Apply a function on all or selected properties of the chunks of data. The properties are supplied as the first positional argument to the function. The format of the properties is up to the downstream implementation, but it should always be a single object supplied as the first parameter.

Parameters:
  • func (callable) – The function to apply.

  • func_args (list, optional) – The positional arguments of the function.

  • func_kwargs (dict, optional) – The keyword arguments of the function.

  • on_props (list, optional) – The properties to apply the function on.

  • as_df (bool, optional) – Provide properties as a DataFrame to the function.

Returns:

A generator that yields the results of the function applied to each chunk.

abstract property chunkSize: int

The size of the chunks to iterate over.

abstract clear()

Delete entries in the persistent storage.

abstract dropEntries(ids: Iterable[str])

Drop entries from the storage.

Parameters:

ids (list) – The IDs of the entries to drop.

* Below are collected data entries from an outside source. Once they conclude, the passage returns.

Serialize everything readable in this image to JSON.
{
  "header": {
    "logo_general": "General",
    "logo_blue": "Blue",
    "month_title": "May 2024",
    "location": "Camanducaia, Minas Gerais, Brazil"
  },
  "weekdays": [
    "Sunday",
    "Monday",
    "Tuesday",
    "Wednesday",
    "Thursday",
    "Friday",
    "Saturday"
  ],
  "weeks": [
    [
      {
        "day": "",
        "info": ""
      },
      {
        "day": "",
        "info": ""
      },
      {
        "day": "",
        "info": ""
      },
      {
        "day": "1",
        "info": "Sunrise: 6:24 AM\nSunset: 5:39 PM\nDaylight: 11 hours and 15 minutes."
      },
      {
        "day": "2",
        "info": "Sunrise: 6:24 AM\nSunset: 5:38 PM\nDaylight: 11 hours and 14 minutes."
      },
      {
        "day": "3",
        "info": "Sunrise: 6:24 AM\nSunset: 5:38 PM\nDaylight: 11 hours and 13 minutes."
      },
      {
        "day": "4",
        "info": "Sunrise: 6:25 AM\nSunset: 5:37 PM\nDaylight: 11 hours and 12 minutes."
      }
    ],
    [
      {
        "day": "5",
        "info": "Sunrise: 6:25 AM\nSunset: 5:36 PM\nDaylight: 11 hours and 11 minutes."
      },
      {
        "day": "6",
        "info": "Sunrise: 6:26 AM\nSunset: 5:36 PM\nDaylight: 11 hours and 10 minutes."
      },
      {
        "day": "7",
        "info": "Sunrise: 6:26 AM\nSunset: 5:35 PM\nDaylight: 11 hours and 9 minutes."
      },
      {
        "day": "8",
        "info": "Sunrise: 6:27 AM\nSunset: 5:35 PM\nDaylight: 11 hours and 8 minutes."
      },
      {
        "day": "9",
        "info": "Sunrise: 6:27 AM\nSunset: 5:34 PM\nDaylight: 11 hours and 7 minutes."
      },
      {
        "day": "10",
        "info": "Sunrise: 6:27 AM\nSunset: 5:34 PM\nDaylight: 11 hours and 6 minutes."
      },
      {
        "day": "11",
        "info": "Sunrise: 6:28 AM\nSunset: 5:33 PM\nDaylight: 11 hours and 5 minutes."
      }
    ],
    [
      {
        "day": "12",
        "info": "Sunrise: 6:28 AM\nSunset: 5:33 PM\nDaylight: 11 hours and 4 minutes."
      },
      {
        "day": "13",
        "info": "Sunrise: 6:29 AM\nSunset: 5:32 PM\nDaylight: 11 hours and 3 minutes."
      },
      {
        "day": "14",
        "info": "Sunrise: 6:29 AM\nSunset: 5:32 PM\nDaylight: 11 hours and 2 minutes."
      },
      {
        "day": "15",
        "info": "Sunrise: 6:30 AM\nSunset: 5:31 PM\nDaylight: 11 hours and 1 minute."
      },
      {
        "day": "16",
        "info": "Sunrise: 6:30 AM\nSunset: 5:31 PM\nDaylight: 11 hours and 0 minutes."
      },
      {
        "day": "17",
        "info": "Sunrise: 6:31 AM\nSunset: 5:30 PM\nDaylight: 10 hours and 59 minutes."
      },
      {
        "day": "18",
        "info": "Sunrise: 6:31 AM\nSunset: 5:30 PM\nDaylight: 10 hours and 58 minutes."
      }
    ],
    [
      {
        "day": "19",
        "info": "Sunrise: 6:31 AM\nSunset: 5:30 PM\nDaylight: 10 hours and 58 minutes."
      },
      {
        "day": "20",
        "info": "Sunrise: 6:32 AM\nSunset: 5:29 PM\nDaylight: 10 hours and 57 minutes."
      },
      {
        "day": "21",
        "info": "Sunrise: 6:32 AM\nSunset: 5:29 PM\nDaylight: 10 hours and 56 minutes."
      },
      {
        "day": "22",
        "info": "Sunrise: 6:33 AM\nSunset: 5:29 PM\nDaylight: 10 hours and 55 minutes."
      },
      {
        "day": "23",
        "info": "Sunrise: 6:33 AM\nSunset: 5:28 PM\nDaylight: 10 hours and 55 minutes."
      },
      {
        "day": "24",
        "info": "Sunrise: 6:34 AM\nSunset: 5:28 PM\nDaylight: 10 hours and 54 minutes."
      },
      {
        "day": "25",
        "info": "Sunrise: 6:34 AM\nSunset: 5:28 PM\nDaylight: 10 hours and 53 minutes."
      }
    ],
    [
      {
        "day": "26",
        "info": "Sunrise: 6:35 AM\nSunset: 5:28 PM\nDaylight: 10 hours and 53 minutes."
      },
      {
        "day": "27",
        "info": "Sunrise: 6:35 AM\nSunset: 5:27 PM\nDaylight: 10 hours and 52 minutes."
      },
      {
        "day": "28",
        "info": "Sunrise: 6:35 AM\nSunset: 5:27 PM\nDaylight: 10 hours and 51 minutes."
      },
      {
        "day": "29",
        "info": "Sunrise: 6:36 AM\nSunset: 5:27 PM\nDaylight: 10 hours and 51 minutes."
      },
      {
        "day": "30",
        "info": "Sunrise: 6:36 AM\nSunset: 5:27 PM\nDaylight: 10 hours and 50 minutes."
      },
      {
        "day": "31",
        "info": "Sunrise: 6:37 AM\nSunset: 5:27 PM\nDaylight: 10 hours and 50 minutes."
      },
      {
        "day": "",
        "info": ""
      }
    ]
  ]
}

classmethod fromFile(filename: str) Any

Initialize a new instance from a JSON file.

Parameters:

filename (str) – path to the JSON file

Returns:

new instance of the class

Return type:

instance (object)

classmethod fromJSON(json: str) Any

Reconstruct object from a JSON string.

Parameters:

json (str) – JSON string of the object

Returns:

reconstructed object

Return type:

obj (object)

abstract getDF() DataFrame

Get the stored properties as a pandas DataFrame.

Returns:

The data as a pandas DataFrame.

Return type:

pd.DataFrame

abstract getPCMInfo() tuple[dict[str, str], dict][source]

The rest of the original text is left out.